Apple has always been both a hardware *and* software giant despite its small 
market share, unique. But they seem to be gambling that on a gambit that they 
can leverage their present advantage in mobile market to finally be the king. 
I'm thinking and hoping this hubris will bite them back, or at least not 
succeed.

As a developer, I've tried to wrap my mind around Objective C, and that effort 
made my brain hurt. AS2 to AS3 pleasantly stretched it. Dunno, I've a .NET 
colleague and if you asked him, he'd say he'd rather approach developing an 
iPhone app in C than ActionScript. Thus, repeating, maybe Apple is trying to 
burn Microsoft by harnessing the power of the developers they've cultivated 
through .NET.
________________________________________
From: flashcoders-boun...@chattyfig.figleaf.com 
[flashcoders-boun...@chattyfig.figleaf.com] On Behalf Of Mark Winterhalder 
[mar...@gmail.com]
Sent: Thursday, April 08, 2010 8:45 PM
To: Flash Coders List
Subject: Re: [Flashcoders] @#$% New iPhone Developer Agreement Bans the Use of 
Adobe’s Flash-to-iPhone Compiler

On Fri, Apr 9, 2010 at 3:00 AM, Carl Welch <carlwelchdes...@gmail.com> wrote:
> http://daringfireball.net/2010/04/iphone_agreement_bans_flash_compiler
>
> I can't even explain how frustrated I am about apple.
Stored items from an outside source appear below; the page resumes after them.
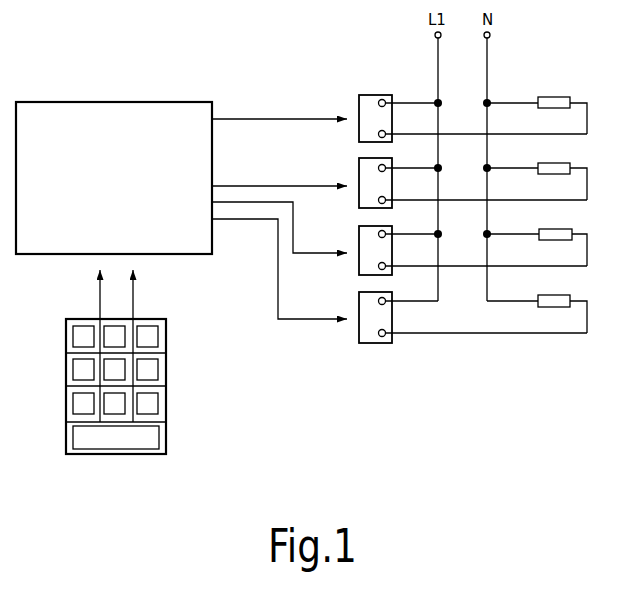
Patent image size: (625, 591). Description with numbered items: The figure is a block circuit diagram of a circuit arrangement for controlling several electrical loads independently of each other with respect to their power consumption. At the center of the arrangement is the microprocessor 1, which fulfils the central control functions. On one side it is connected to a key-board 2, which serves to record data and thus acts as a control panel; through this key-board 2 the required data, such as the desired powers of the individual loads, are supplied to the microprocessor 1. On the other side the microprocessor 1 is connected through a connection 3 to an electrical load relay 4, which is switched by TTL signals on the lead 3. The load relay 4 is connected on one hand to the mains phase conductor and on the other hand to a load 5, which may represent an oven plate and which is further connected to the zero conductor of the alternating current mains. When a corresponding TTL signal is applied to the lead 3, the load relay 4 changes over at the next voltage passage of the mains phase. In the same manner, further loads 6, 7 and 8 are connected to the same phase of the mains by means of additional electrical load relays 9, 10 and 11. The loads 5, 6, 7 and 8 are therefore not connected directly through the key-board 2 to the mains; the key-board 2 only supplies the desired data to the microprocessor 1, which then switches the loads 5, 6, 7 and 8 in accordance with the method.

The microprocessor 1 is at (162, 108).
The key-board 2 is at (167, 373).
The connection 3 is at (282, 119).
The load relay 4 is at (372, 99).
The load 5 is at (562, 97).
The load 6 is at (563, 166).
The load 7 is at (562, 235).
The load 8 is at (561, 300).
The load relay 9 is at (359, 170).
The load relay 10 is at (360, 241).
The load relay 11 is at (360, 300).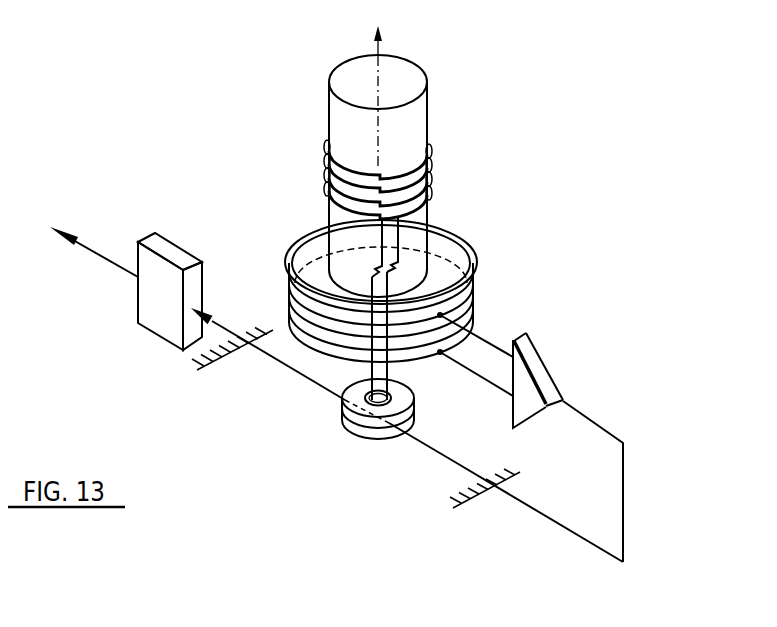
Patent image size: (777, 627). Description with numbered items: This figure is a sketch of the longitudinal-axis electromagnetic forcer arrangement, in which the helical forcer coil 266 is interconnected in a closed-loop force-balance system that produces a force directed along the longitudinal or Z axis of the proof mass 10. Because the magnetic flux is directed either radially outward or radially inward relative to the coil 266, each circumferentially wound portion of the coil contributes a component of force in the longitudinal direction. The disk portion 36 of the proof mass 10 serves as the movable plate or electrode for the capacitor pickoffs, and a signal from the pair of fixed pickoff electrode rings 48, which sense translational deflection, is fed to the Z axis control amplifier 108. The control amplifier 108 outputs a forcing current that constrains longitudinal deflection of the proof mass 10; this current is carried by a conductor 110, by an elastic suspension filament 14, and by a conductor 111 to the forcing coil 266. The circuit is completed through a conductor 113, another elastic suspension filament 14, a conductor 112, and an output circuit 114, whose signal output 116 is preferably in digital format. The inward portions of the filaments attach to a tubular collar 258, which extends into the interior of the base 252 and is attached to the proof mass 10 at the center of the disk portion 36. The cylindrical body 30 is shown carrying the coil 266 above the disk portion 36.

The proof mass 10 is at (310, 67).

I just feel that Mr
> Job's is just giving the finger to so many people that have supported and
> promoted his company since day one. ugh.

Frustrated doesn't even begin to describe it.

My theory is that it's about vendor lock-in. Cross platform
development offers a way around it -- if the exact same apps you payed
for and, maybe more importantly, got used to, are available for
Android, then you can switch away from iPhone OS.

Mobile devices always are a compromise. You weight CPU performance
against battery life, make a decision about screen size, and so on.
Apple has a two-sizes-fit-all product line, while a number of
manufacturers produce a growing variety of Android devices.